Friday, November 25, 2016

Dodger Ties to the Irish Independence Movement and Great Irish Tenor John McCormack

I keep running into fascinating Dodgers ephemera at Lelands most recently closed auction, and as long as that continues I'll be sure to share what I find.  Featured here is a vintage leaflet/program detailing various upcoming events at Ebbets Field for the latter months of the 1919 year.  It did not sell at Lelands recent auction.  (Auction Link)

As you will recall, 1919 has a spacial place in Baseball history -- and not for the right reason.  This was the year of the infamous Black Sox scandal -- when a clearly superior Chicago White Sox team lead by Shoeless Joe Jackson and Eddie Collins surprisingly lost to the Edd Roush and the Cincinnati Reds in what we now know was a fixed match.  Eight ballplayers; including the great Shoeless Joe, would subsequently be banned from the game a couple years later.

As for the Dodgers, they were bad... Really, bad.  They finished the season in 5th place (69-71) and a full 27 games behind the Reds.  The season had an inauspicious start when they traded away one of their most productive and popular players, first baseman Jake Daubert, to the Reds before spring.  He would eventually help lead the World Series bound Reds to a championship. 

Still, the Dodgers were competitive out of the gate.  Through the first ten games they were 8-1-1, and looked like they just might compete.  By June, that dream had diminished.  A ten game losing streak during the middle of that month spelled doom.  The season had became a disaster.  By the time the above pamphlet was released, the week of August 12th, the Dodgers were 19.5 game back. 

As you can see above, famed Irish Tenor John McCormack was a main guest for an event scheduled for September 21st.  The Dodgers were on the road in Cincinnati.  The event in Brooklyn was billed as a "Grand Demonstration for benefit of Friends of Irish Freedom" -- which was an Irish-American Republican group that provided financial support for Irish independence.  Several years later the Republic of Ireland would be formed.

I am unsure exactly how much money was raised in this effort, but I did find the below story in the Brooklyn Eagle, dated Sunday, September 21st, p.44:
Track athletics and baseball will feature the field day of the Friends of Irish Freedom at Ebbets Field this afternoon.  Some of the best athletes in the metropolitan district will be seen in action in a varied assortment of events.  An attendance of 20,000 is expected.  The entire proceeds will be devoted to the Irish Fund.
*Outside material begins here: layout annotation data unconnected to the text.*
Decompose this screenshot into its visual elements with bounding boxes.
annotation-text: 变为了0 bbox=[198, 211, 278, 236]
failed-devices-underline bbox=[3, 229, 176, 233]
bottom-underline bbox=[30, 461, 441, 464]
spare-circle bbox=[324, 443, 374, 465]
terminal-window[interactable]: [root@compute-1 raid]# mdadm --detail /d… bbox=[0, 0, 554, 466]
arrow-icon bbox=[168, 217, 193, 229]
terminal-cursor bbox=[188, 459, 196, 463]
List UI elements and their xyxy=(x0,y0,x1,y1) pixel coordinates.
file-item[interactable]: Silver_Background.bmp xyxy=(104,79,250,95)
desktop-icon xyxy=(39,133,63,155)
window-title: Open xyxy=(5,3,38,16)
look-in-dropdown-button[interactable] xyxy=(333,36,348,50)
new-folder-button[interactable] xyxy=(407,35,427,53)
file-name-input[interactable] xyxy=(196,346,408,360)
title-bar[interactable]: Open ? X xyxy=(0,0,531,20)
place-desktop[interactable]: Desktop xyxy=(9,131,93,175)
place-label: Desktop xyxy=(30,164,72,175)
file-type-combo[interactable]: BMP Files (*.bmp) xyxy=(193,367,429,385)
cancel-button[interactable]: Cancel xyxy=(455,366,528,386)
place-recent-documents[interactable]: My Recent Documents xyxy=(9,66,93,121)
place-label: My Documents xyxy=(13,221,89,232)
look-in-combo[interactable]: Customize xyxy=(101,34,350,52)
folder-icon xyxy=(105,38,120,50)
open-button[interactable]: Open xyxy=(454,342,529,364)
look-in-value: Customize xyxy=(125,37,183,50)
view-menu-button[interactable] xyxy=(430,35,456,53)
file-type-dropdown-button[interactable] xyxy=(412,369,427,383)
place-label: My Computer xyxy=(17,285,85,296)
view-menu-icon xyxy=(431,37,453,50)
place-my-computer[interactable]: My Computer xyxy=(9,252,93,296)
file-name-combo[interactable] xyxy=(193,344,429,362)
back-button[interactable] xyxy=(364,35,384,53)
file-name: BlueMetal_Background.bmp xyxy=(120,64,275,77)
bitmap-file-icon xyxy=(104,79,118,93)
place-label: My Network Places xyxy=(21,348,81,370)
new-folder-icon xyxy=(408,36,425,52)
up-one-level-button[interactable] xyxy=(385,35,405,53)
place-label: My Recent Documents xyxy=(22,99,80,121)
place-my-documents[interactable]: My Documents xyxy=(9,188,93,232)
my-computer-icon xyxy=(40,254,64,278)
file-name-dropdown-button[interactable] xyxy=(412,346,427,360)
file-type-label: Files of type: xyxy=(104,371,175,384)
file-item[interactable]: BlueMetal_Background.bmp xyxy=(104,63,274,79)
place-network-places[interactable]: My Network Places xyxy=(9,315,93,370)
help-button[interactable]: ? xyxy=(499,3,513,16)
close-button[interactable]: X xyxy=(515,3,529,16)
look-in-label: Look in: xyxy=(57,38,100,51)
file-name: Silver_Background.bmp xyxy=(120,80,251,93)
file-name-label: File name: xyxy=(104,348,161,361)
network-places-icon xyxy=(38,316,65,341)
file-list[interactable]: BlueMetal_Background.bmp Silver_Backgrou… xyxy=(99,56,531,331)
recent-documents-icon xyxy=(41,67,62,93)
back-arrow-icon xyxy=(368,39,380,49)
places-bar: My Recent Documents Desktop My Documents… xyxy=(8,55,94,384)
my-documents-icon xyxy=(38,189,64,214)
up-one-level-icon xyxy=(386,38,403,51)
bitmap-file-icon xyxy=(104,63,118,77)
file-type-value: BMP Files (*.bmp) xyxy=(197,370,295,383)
Chief among the features will be a baseball game between the nines of Robins Dry Dock and St. Agatha's Catholic Club, two of Brooklyn's strongest semi-professional aggregations/  There is a bitter rivalry between these teams and a keenly contested struggle is looked for.  Supreme Court Justice Daniel P. Cohalan will throw out the first ball.

A Medley relay race in which six strong teams will go to the post will be the main attraction among the track events.  A tug-a-was competition has attracted the best clubs in this vicinity.  There will be special races for women.

In the vaudeville that has been arranged, in addition to the athletic program will appear many of the leading performers of the stage and a real Broadway bill will be staged.  The bands of St. John's Orphan Asylum and Todd's Shipyards will play throughout the afternoon.

Among the guest will be many city and state officials and notables in all walks of life.  When President Eamonn de Valera was in Brooklyn on Thursday he promised to attend if he could re-arrange his speaking tour.

The Rev. Edward J. O'Reilly, head of the Brooklyn Branch of the Friends of Irish Freedom, promises a number of surprises and predicts that the afternoon will be one long to be remembered.